Et bien sûr un appel aux ancêtres est indispensable, comme avant toute initiative ou tout projet essentiel. Les ancêtres sont en effet toujours sollicités en Afrique, avant toute organisation et afin que chacun puisse être guidé dans ses missions, en harmonie avec sa lignée ou son clan mais aussi avec tous, et pour le bien de toute la communauté.
Offrandes, chants sacrés, musique traditionnelle et danse peuvent venir ponctuer ces rituels chargés de spiritualité.
La venue des monarques sur le sol français pour soutenir une action culturelle panafricaine est donc un symbole fort et s’annonce haut en couleurs. Au delà des bénédictions d’usage, il s’agit de donner à toute la diaspora africaine la visibilité qu’elle mérite à Cannes, ville-phare du cinéma.
L’importance de la place du Monarque, héritier du titre de ses ascendants royaux, montre la sagesse des traditions africaines perdurant dans ce monde moderne. Car les rois, reines, princes et princesses sont censés être les garants, toujours à l’œuvre, de l’équité et de la justice.
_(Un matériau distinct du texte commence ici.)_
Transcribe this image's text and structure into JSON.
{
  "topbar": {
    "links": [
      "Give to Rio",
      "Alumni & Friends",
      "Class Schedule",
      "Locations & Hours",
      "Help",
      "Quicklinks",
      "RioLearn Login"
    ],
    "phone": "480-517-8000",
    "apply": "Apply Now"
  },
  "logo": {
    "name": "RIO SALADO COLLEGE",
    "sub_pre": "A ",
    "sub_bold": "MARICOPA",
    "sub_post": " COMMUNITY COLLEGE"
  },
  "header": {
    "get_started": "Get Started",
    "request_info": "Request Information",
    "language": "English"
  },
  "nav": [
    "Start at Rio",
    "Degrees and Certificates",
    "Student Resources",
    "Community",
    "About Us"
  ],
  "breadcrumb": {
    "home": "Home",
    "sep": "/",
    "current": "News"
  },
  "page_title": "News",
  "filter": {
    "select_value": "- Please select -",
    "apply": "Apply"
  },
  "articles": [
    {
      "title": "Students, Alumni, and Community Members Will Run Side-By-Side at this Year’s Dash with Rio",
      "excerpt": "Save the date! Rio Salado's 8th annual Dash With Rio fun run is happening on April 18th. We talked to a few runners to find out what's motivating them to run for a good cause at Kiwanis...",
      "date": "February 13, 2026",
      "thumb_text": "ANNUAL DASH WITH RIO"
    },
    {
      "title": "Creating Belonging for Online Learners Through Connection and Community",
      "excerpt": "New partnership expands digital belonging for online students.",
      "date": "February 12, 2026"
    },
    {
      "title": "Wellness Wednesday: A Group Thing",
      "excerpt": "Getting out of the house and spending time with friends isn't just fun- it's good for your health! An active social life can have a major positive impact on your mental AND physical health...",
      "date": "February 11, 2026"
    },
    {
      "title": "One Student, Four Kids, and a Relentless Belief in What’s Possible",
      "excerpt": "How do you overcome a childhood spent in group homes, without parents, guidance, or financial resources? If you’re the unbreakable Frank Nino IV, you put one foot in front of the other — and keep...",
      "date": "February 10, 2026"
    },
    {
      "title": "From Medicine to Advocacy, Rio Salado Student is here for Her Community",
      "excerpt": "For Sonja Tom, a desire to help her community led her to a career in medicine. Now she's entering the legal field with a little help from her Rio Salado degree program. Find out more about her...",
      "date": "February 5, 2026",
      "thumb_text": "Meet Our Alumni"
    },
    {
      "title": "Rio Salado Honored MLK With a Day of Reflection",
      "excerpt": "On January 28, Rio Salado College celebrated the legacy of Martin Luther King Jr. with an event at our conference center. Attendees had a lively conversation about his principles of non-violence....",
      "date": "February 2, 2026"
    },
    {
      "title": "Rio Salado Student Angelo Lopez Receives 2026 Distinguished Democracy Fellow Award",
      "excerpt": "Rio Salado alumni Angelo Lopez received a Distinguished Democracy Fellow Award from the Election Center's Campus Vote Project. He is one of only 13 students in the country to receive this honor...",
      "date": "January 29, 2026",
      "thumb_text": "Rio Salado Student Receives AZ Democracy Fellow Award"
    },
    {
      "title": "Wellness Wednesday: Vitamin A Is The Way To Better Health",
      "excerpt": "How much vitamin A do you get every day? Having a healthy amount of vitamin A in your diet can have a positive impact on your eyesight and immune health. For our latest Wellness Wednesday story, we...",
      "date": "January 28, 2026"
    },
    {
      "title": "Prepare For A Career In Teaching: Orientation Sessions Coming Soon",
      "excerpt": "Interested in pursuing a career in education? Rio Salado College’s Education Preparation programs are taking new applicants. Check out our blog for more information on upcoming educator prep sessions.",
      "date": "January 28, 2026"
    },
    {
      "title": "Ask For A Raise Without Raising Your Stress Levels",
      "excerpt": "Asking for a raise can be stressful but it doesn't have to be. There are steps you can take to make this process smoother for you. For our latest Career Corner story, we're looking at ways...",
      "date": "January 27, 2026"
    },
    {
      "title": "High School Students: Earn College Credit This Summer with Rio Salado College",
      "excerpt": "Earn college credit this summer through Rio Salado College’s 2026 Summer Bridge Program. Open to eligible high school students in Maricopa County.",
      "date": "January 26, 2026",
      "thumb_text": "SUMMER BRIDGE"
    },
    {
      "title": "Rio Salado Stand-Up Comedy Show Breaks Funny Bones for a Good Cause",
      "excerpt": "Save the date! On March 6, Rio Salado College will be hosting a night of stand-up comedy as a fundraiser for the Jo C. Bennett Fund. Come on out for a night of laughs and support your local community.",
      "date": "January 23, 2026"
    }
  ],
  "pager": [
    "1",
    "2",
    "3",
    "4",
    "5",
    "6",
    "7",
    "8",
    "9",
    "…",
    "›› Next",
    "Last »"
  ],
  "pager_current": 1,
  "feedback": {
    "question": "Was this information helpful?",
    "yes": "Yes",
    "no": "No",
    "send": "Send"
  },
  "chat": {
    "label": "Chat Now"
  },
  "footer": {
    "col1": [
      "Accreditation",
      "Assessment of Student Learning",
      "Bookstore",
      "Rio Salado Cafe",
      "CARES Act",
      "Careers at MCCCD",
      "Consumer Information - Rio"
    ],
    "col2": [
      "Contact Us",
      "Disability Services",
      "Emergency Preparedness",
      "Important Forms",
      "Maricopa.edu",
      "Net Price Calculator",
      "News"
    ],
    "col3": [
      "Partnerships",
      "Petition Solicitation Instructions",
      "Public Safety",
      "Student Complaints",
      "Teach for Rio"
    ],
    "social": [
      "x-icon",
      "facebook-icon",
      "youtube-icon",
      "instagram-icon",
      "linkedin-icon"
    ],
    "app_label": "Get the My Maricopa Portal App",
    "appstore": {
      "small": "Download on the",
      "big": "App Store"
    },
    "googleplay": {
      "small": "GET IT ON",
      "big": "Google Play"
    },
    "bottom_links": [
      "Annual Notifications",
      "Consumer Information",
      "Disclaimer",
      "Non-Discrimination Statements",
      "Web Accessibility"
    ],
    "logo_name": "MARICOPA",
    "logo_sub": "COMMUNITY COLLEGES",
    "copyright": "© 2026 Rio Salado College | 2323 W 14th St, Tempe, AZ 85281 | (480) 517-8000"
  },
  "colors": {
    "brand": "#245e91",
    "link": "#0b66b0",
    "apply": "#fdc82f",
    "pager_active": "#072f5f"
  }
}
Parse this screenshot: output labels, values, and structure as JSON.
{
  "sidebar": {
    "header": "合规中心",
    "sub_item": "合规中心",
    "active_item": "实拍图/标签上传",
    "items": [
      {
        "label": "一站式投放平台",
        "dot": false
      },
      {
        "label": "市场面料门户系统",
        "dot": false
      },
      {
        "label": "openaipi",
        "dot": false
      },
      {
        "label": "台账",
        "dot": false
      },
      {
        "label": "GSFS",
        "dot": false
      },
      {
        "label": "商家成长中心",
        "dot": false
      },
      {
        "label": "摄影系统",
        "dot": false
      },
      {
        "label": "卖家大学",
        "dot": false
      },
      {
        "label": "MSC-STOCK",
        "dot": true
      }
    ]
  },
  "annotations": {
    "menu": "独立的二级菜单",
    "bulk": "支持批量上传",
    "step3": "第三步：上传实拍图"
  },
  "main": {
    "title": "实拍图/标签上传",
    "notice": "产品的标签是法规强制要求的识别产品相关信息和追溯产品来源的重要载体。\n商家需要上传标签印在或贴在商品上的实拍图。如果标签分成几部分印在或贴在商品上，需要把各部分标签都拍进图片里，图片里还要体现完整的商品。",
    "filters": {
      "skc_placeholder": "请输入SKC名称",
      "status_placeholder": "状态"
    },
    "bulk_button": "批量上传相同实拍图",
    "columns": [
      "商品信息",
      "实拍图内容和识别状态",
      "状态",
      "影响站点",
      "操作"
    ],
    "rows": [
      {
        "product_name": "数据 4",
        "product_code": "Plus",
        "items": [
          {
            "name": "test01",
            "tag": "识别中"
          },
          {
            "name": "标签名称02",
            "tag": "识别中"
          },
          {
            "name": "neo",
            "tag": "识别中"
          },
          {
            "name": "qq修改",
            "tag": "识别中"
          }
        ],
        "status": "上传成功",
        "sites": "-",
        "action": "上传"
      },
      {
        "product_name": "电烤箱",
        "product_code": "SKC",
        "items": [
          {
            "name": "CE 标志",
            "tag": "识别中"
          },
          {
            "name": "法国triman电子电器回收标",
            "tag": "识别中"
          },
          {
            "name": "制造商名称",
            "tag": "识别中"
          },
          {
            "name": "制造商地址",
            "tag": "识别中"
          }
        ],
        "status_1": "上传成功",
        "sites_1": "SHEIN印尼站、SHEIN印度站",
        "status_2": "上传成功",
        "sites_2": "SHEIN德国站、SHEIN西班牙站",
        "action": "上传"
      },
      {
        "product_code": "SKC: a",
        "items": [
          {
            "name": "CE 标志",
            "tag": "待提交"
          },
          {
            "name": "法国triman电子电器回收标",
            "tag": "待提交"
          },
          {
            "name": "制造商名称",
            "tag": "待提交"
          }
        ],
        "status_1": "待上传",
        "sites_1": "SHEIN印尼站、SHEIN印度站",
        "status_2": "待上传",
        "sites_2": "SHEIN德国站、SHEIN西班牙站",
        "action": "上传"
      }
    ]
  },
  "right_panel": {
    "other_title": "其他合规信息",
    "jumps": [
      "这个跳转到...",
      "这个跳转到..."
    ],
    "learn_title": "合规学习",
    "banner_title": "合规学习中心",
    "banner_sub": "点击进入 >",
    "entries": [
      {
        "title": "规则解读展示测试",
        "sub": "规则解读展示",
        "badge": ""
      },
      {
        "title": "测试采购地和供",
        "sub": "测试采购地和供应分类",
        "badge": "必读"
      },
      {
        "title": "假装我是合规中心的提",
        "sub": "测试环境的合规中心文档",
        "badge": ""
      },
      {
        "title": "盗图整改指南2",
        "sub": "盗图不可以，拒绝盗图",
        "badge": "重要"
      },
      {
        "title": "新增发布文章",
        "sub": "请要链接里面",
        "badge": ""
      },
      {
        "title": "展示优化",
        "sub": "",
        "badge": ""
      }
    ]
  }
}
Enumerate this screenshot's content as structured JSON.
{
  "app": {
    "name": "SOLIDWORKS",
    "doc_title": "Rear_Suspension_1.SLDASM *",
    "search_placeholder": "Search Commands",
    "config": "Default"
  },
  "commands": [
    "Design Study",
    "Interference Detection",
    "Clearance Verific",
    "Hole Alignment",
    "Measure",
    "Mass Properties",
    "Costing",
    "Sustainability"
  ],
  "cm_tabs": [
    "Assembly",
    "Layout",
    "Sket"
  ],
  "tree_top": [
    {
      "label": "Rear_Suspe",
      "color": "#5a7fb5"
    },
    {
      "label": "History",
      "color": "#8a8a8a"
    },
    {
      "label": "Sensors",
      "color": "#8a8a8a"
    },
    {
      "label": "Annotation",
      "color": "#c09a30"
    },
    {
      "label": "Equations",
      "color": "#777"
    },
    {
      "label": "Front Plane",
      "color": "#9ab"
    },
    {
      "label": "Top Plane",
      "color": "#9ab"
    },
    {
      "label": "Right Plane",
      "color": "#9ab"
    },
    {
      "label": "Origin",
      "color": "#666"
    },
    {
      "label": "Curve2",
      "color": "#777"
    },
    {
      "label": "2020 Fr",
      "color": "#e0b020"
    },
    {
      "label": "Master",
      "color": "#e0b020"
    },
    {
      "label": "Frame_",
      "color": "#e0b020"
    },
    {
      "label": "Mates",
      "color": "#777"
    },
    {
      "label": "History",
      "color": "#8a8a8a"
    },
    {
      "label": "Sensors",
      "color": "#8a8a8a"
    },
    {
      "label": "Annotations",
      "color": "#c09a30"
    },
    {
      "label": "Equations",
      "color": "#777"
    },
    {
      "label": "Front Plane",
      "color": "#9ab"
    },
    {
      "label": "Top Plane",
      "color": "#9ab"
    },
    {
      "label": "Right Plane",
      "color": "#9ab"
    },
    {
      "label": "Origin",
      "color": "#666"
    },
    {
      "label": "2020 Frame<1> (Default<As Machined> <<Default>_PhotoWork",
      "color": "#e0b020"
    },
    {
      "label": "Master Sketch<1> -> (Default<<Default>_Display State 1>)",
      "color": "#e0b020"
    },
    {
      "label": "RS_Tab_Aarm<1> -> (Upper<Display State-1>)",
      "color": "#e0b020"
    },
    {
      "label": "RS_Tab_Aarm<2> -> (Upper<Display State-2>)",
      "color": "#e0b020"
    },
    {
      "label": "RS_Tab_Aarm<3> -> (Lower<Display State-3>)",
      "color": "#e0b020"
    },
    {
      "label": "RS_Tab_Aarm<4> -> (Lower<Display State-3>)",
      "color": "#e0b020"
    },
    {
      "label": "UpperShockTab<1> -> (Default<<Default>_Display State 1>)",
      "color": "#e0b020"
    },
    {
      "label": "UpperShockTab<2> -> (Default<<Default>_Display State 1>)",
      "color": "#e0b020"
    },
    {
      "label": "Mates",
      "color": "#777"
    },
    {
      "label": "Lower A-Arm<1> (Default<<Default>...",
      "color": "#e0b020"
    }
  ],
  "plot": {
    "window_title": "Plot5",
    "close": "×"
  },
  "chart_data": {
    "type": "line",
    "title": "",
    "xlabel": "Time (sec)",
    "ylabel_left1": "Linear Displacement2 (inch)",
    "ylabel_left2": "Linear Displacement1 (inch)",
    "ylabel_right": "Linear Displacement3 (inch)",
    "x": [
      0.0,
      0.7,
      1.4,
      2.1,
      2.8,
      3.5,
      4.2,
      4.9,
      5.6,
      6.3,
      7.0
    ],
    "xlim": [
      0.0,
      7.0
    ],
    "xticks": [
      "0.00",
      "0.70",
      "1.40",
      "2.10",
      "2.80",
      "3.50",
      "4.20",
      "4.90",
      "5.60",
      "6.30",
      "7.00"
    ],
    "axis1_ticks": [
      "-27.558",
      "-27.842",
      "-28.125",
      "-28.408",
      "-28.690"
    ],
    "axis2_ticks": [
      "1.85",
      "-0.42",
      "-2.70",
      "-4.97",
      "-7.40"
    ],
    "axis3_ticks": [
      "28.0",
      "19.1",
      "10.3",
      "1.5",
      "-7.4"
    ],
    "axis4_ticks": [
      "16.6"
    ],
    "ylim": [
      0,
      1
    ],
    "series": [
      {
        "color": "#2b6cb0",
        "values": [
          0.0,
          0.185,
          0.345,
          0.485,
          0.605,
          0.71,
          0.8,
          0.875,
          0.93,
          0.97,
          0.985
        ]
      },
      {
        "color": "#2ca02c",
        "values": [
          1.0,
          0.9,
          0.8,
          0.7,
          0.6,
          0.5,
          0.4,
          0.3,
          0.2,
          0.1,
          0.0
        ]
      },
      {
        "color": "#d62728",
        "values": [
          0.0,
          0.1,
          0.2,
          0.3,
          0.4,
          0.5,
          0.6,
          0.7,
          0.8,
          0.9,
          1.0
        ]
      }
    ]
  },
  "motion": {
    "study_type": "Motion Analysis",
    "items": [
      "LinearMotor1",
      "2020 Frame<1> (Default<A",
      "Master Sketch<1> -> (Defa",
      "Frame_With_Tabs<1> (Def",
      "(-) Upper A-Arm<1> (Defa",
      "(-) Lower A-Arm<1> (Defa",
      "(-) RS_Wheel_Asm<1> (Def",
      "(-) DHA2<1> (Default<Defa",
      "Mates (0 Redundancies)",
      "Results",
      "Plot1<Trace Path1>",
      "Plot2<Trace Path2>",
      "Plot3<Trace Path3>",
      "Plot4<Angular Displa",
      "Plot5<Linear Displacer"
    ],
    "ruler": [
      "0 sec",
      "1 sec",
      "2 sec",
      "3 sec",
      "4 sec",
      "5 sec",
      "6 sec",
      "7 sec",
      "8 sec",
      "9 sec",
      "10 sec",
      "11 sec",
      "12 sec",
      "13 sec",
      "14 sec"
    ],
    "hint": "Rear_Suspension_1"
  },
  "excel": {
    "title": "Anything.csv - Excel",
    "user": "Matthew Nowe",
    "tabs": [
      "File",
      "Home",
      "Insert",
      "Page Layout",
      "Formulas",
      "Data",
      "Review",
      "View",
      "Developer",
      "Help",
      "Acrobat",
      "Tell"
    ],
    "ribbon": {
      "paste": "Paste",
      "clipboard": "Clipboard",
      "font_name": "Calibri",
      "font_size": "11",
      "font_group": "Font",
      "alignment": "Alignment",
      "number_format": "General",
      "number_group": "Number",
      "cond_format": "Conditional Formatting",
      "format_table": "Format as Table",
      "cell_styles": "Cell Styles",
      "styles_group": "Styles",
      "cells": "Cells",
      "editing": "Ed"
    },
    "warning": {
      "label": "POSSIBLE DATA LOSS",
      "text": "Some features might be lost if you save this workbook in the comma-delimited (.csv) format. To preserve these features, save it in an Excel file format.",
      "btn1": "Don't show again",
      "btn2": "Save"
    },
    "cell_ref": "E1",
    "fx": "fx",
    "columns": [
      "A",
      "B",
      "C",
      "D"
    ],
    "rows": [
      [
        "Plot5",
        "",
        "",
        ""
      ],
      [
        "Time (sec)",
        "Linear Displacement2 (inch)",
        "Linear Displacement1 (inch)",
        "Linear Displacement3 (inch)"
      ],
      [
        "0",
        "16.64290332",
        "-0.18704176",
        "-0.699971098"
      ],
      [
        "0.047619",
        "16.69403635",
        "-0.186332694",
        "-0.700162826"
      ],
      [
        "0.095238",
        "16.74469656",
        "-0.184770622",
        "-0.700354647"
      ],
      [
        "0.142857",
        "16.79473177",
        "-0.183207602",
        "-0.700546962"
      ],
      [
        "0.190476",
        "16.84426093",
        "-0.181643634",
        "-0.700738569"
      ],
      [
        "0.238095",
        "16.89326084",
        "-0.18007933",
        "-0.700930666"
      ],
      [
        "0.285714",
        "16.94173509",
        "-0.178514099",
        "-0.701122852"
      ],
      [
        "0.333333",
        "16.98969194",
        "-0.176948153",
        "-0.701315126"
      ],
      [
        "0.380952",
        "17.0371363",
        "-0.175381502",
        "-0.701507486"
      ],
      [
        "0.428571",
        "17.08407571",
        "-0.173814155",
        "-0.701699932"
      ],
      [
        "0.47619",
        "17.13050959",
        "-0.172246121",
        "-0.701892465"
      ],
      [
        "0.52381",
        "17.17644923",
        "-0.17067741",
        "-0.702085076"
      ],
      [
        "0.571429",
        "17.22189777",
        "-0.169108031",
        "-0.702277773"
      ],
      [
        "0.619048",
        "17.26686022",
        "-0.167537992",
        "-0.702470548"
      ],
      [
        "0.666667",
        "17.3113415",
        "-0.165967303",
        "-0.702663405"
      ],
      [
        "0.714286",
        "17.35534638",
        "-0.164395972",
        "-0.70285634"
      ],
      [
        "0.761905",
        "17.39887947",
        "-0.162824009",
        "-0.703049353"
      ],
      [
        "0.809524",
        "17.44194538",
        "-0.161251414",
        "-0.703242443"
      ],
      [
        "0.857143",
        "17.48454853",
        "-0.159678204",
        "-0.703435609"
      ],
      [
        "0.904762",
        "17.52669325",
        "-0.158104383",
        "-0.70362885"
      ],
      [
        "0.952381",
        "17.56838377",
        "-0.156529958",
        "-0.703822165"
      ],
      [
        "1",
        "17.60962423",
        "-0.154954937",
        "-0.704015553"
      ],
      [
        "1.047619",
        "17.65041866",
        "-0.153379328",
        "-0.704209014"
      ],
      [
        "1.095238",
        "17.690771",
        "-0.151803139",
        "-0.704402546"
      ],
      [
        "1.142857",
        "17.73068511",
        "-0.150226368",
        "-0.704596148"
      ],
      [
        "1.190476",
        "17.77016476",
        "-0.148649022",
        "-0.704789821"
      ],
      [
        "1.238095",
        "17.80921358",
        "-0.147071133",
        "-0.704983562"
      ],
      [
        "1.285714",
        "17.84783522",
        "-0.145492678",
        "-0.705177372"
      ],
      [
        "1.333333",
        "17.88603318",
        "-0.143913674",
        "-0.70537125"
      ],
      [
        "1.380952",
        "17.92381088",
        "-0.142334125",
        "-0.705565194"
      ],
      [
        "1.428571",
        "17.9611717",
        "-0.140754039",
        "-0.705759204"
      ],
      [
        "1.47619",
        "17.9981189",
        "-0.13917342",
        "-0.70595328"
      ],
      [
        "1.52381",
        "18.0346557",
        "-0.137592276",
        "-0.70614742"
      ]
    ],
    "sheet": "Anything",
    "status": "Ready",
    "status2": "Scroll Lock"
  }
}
Un des Rois Sawa invités nous a confié « Un chef parle peu mais bien, car il doit cultiver à la fois l’humilité et la sagesse ».
Oui l’humilité est essentielle car le chef lui-même tire son pouvoir de ses ancêtres et des divinités protectrices de ceux-ci et de son clan. Son action, sa parole sont guidées et inspirées afin de rendre la justice dans le canton qu’il dirige. Nombre de conflits trouvent leur résolution dans la visite conjuguée des deux parties chez le roi du village. Son rôle est donc essentiel à la cohésion sociale et à la préservation des traditions.
- Pourquoi principalement des chefs Sawa ici ?
D’abord le président fondateur du festival, Basile NGANGUE EBELLE fait lui-même partie du peuple Sawa, de Douala au Cameroun. Il a donc choisi de mettre à l’honneur la tradition du N’GONDO, ainsi que la Ville de Douala, par la présence du maire d’un de ses arrondissements.
En effet le festival se combinera cette année de manière tout aussi exceptionnelle avec la fête du N’GONDO, véritable institution exportée pour l’occasion à Cannes. C’est une fête traditionnelle et rituelle des peuples Sawa du Littoral camerounais, qui a traditionnellement lieu au mois de novembre pour célébrer les divinités de l’eau.
Voilà pourquoi le programme de cette vingtième année comprend divers événements autour du thème de l’eau dans cette célèbre ville balnéaire.
Notons que cet événement, tout comme le Festival International du Film panafricain, est encadré comme à l’habitude par l’association Nord-Sud développement, qui mène par ailleurs d’autres activités culturelles.
Malheureusement, nous africains descendants des déportés réduits en esclavage dans les enclos de l’état francais, avons perdu nos repères cultuels ; et ainsi l’héritage de nos divers ancêtres monarques marqués de la protection de leurs génies tutélaires.
Nous tentons maintenant tant bien que mal de retrouver le fondement de ces repères ancestraux en les recréant à notre tour à notre manière. A nous aussi de tenter de les retransmettre, à travers la culture, en faisant écho à la dignité de nos aïeux, sous l’œil reconnaissant et bienveillant de ceux-ci dans nos îles.
Maryse Isimat-Mirin,
*membre du jury 2023, auteure de : Lettre d’une future ancêtre à ses afrodescendants.
PS.
Je dédie cet article à mon ancêtre OBA Patience déportée du Royaume du Dahomey vers Karukera, île de Guadeloupe, par la cale du bateau, et décédée sur une plantation en 1825…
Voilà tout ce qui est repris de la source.